Clan Clan Internacional
- Country: Spain
- Broadcast area: Spain
- Network: Televisión Española (TVE)
- Headquarters: Prado del Rey, Pozuelo de Alarcón (Madrid)

Programming
- Languages: Spanish, English (via SAP)
- Picture format: 1080i HDTV

Ownership
- Owner: Radiotelevisión Española (RTVE)
- Sister channels: La 1 La 2 24 Horas Teledeporte TVE Internacional Star TVE HD

History
- Launched: 12 December 2005; 20 years ago
- Replaced: TVE 50 Años (evenings)

Links
- Website: http://www.rtve.es/infantil/

Availability

Terrestrial
- Digital terrestrial: Physical channels varies by province.

= Clan (TV channel) =

Public Spanish children's television network

Clan is a Spanish free-to-air television channel owned and operated by Televisión Española (TVE), the television division of state-owned public broadcaster Radiotelevisión Española (RTVE). It is the corporation's television channel for kids, and is known for its programming for children between the ages of two and twelve.

Logo used from 2008 to 2026

==History==
It was launched on 12 December 2005 and until 1 January 2007 it had time-shared with TVE 50 Años between 9pm and 7am, which has since closed. The service since then broadcasts 24 hours a day.

Clan is available free on digital terrestrial television (known as TDT in Spain) and on major subscription platforms. In the United States, the channel is available on Dish Network. Although the channel primarily screens programming for children aged from two to twelve, programming for older audiences is shown during the evening and night. A mixture of Spanish and foreign programming is shown, all in the Spanish language, both live-action and animated. Some programs feature a sign-language interpreter as well. Because of this, the channel is regarded as a useful platform for primary school teachers. Musical programs such as Operacion Triunfo, the Eurovision Song Contest and Junior Eurovision Song Contest are also broadcast on the channel.

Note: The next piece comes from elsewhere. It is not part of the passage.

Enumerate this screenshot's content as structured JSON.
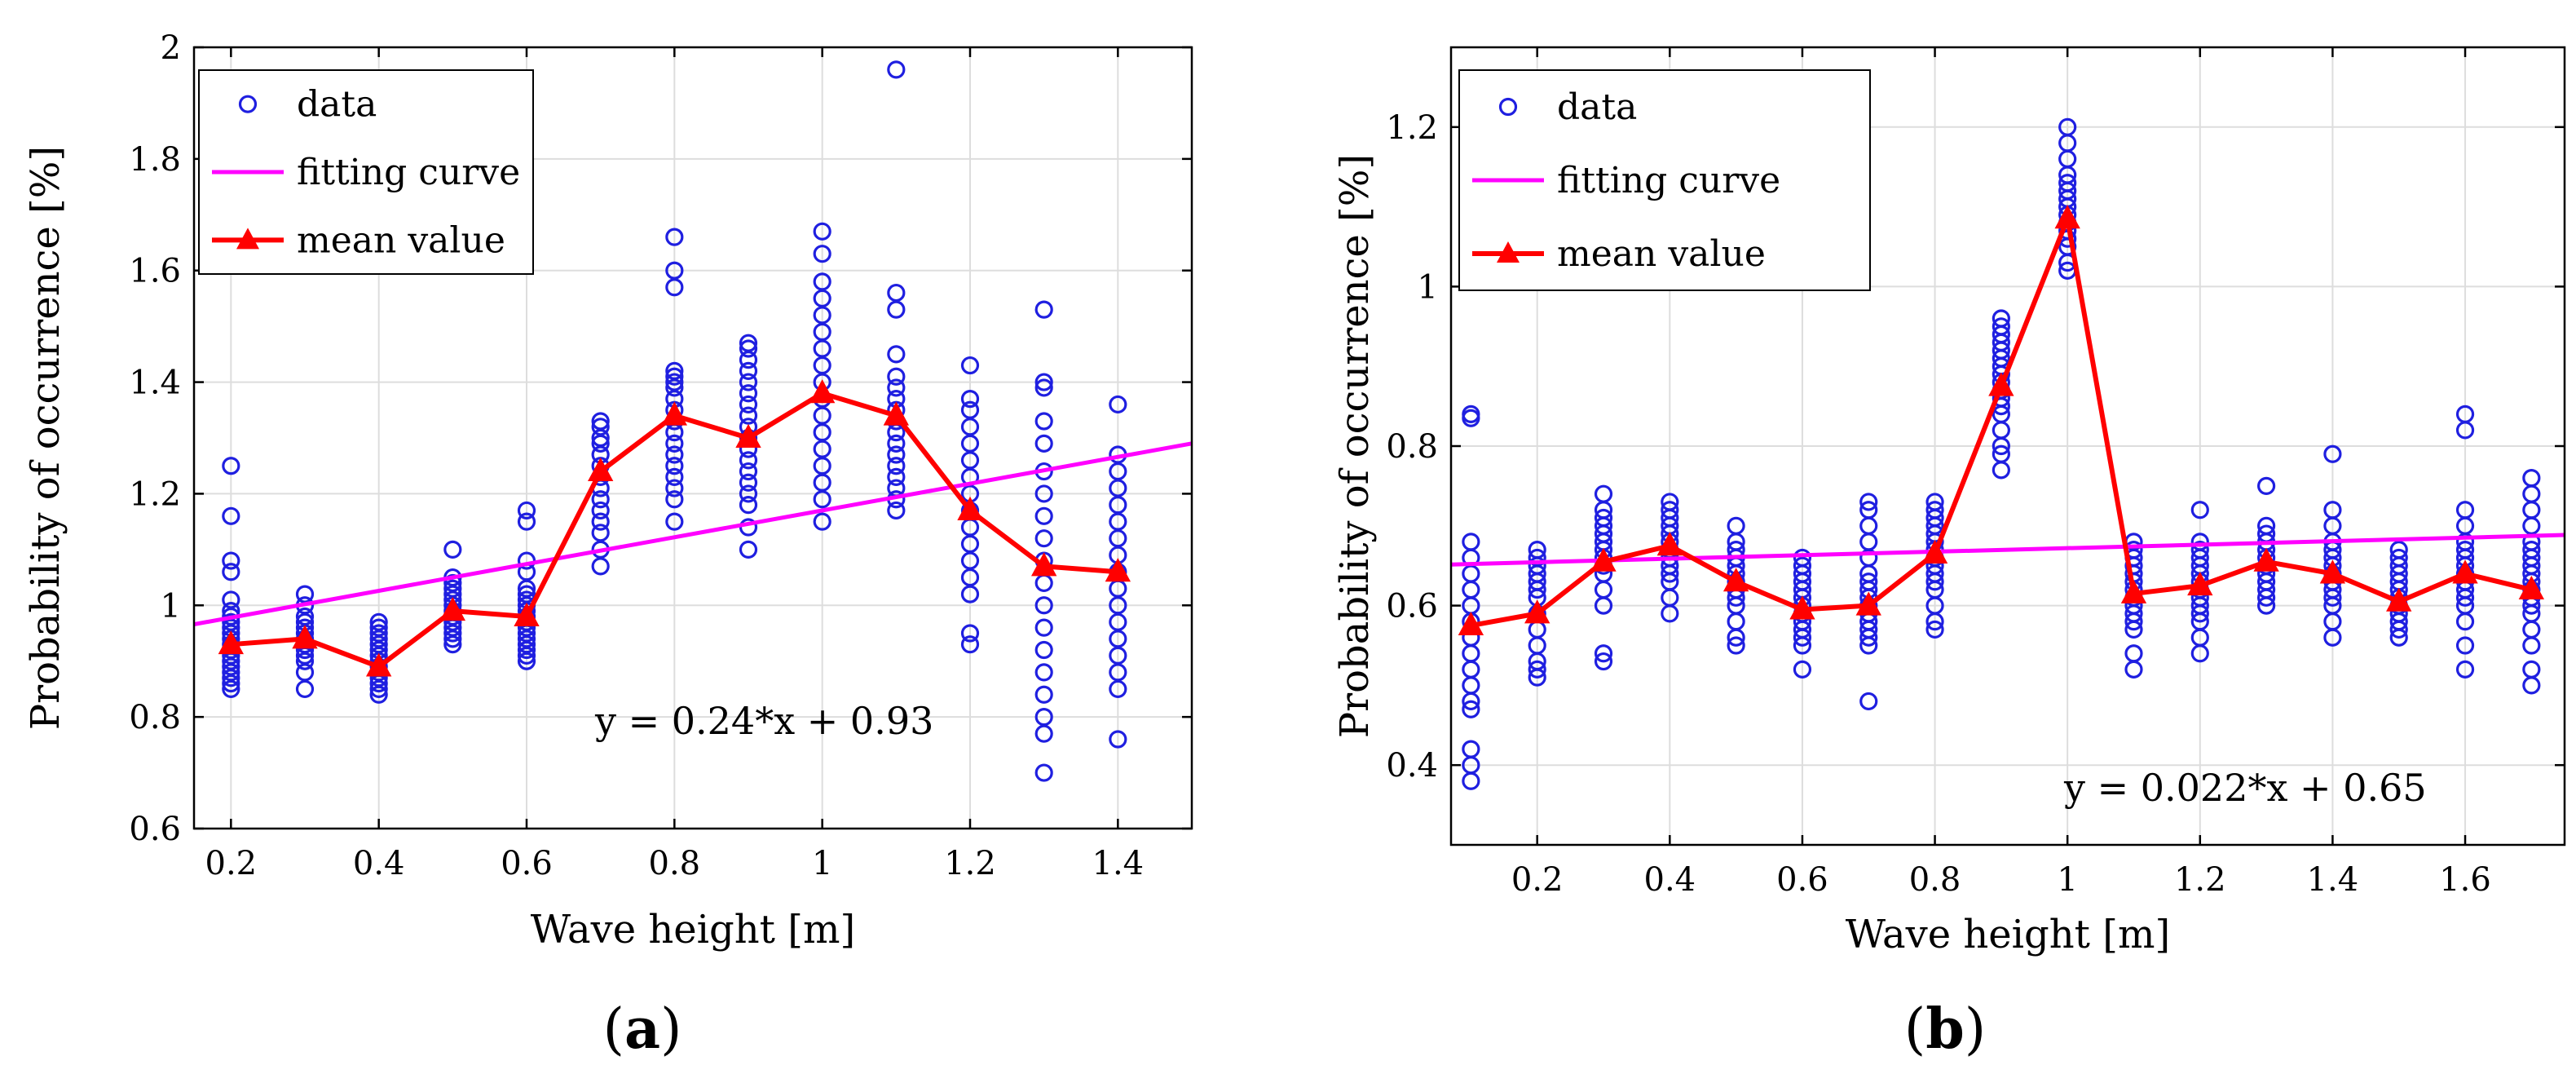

In 2010, the channel started promoting internet safety to children.

An international feed started broadcasting in Latin America and the United States in 2017.

In December 2023, the channel acquired the rights to H2O: Just Add Water and its sequel spin-off Mako: Island of Secrets. RTVE paid producer-distributor ZDF Studios a sum of €280,900 to air the two series.

On January 30, 2025, it was announced that before the end of the year, the channel will start broadcasting its content in Basque, Catalan and Galician too. The Catalan audio track was originally scheduled to arrive in the fall, but it was later postponed to spring 2026. On October 31, 2025, a Disney Jr. branded block launched on the channel, running twice every day.

From November 5, 2026, the channel will move to the RGE1 multiplex. Since that multiplex enables regional opt-outs, RTVE will have to notify operator Cellnex to enable it two or three weeks after the new configuration is in place. This will finally enable region-specific programming for Catalonia, Galicia and the Basque Country, in their respective languages.

==Derived programs and products==
===Revista Clan===
Revista Clan was published for the first time on March 25, 2010, a monthly magazine released at a national scale. The magazine is aimed at children between ages 3 and 10.

===Let's Clan===
In September 2013, TVE launched Let’s Clan, a slot with series in English supported by the British Council. Its goal is to stimulate the learning of the language among children.